4) When is a planet the Earth? Paper 1 also considered only planets that were deemed “Earth analogs” and impactors that were “Theia-analogs” in their conclusions. Only planets that had a mass and orbital distance similar to Earth and impactors of Earth that were consistent with the predicted mass of Theia could lead to an Earth-Moon system. The compositional similarity of these bodies was then analyzed. Figure 2 shows the distribution of Earth and Theia analogs in the simulations of paper 1, as well as the distribution of planets deemed Venus- and Mars- analogs. Paper 2 considered all collisions between a planet and its last impactor in their conclusions, but also investigated the likelihood of collisions between Earth- and Theia-like bodies.

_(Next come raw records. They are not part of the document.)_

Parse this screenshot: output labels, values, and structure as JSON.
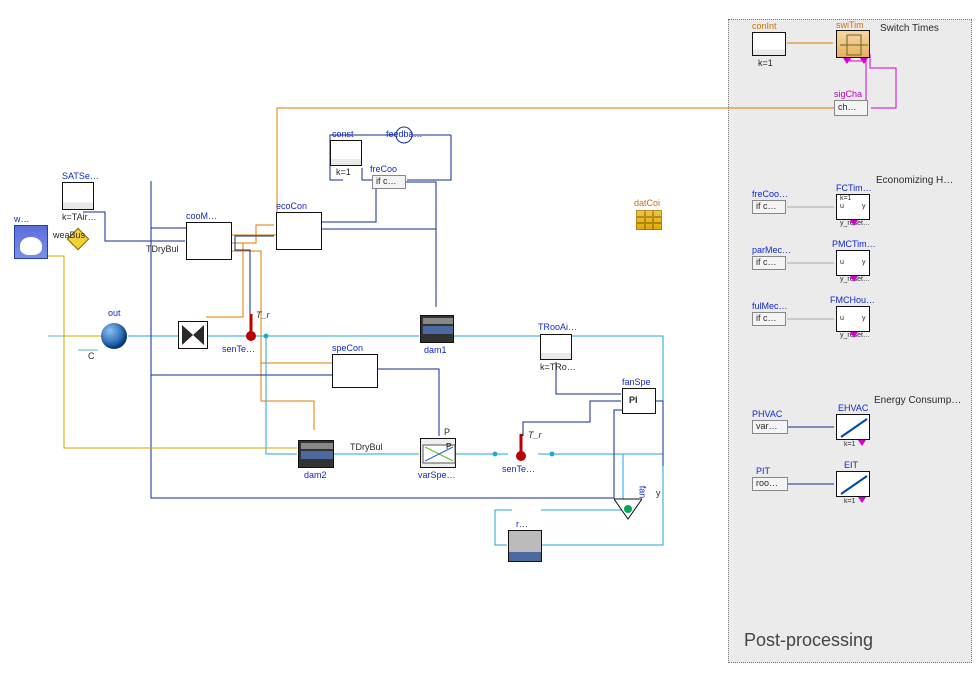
{
  "panel": {
    "title": "Post-processing",
    "sectionSwitch": "Switch Times",
    "sectionEcon": "Economizing H…",
    "sectionEnergy": "Energy Consump…"
  },
  "blocks": {
    "w": {
      "label": "w…",
      "sub": ""
    },
    "weaBus": {
      "label": "weaBus"
    },
    "SATSe": {
      "label": "SATSe…",
      "sub": "k=TAir…"
    },
    "TDryBul": "TDryBul",
    "TDryBul2": "TDryBul",
    "out": {
      "label": "out",
      "sub": "C"
    },
    "cooM": {
      "label": "cooM…"
    },
    "ecoCon": {
      "label": "ecoCon"
    },
    "const": {
      "label": "const",
      "sub": "k=1"
    },
    "feedba": {
      "label": "feedba…"
    },
    "freCoo": {
      "label": "freCoo",
      "sub": "if c…"
    },
    "senTe1": {
      "label": "senTe…"
    },
    "Tr1": "T_r",
    "damper": {
      "iconOnly": true
    },
    "dam1": {
      "label": "dam1"
    },
    "dam2": {
      "label": "dam2"
    },
    "speCon": {
      "label": "speCon"
    },
    "TRooAi": {
      "label": "TRooAi…",
      "sub": "k=TRo…"
    },
    "fanSpe": {
      "label": "fanSpe",
      "inner": "PI"
    },
    "varSpe": {
      "label": "varSpe…",
      "inner": "P"
    },
    "senTe2": {
      "label": "senTe…"
    },
    "Tr2": "T_r",
    "fan": {
      "label": "fan"
    },
    "y": "y",
    "r": {
      "label": "r…"
    },
    "datCoi": {
      "label": "datCoi"
    },
    "swiTim": {
      "label": "swiTim"
    },
    "conInt": {
      "label": "conInt",
      "sub": "k=1"
    },
    "sigCha": {
      "label": "sigCha",
      "sub": "ch…"
    },
    "freCoo2": {
      "label": "freCoo…",
      "sub": "if c…"
    },
    "FCTim": {
      "label": "FCTim…",
      "sub": "k=1",
      "u": "u",
      "y": "y",
      "reset": "y_reset…"
    },
    "parMec": {
      "label": "parMec…",
      "sub": "if c…"
    },
    "PMCTim": {
      "label": "PMCTim…",
      "sub": "",
      "u": "u",
      "y": "y",
      "reset": "y_reset…"
    },
    "fulMec": {
      "label": "fulMec…",
      "sub": "if c…"
    },
    "FMCHou": {
      "label": "FMCHou…",
      "sub": "",
      "u": "u",
      "y": "y",
      "reset": "y_reset…"
    },
    "PHVAC": {
      "label": "PHVAC",
      "sub": "var…"
    },
    "EHVAC": {
      "label": "EHVAC",
      "sub": "k=1"
    },
    "PIT": {
      "label": "PIT",
      "sub": "roo…"
    },
    "EIT": {
      "label": "EIT",
      "sub": "k=1"
    }
  }
}
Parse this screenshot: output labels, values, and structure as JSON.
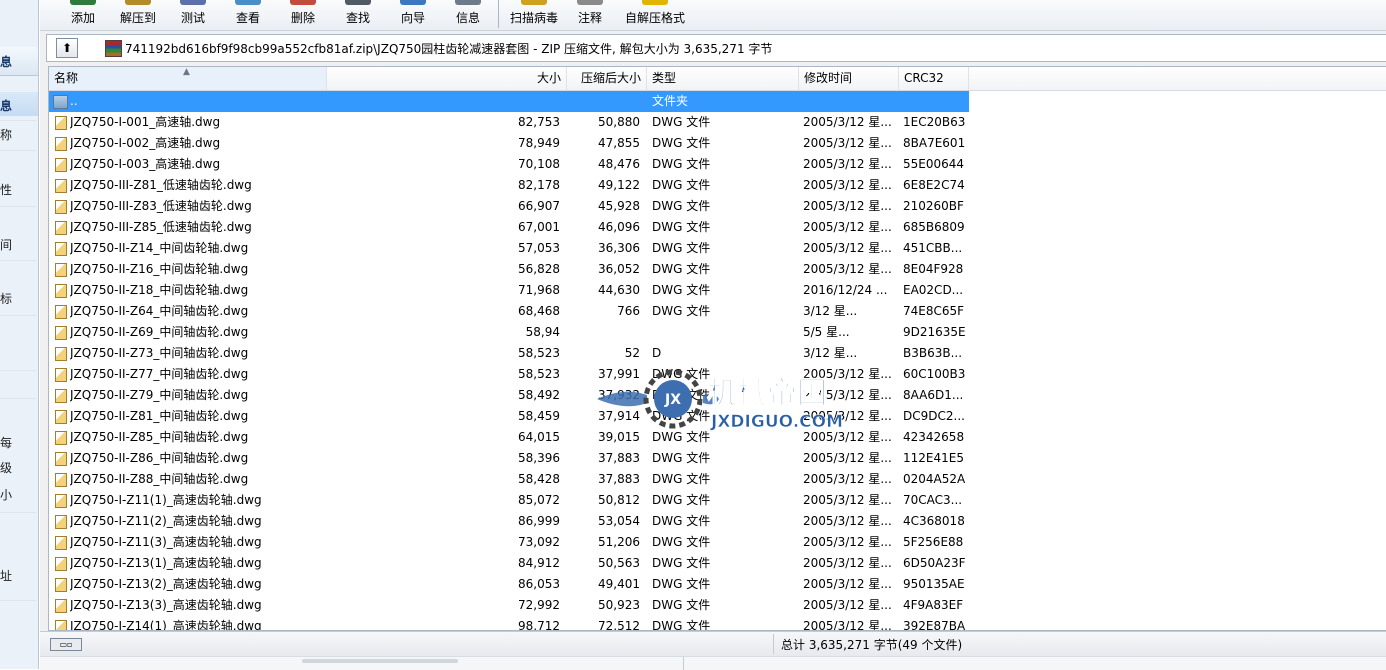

So what was determined by the two studies? Paper 1 found that less than ~5% of Earth-analogs were last struck by an impactor that was compositionally as similar to it as the Earth is to the Moon, and therefore the formation of a moon like Earth’s is a statistical outlier. Paper 2 determined that ~50% of all planets were last struck by an impactor compositionally consistent with what is seen in the Moon, assuming about a fifth of the impacted planet’s material was used in the synthesis of the moon. Both studies agreed that the feeding zones of terrestrial planets aren’t exclusive but rather shared among the inner planets, yet come to shockingly different conclusions from similar studies. The drastic differences most likely came from paper 1 only considering Earth-Theia analogs in their conclusions, and paper 2 allowing the Moon to contain a significant fraction of proto-Earth material. It seems that the origin of our nearest celestial neighbor may still be shrouded in mystery, and further analysis will need to be done to determine if our moon’s formation was a likely outcome or a cosmic coincidence.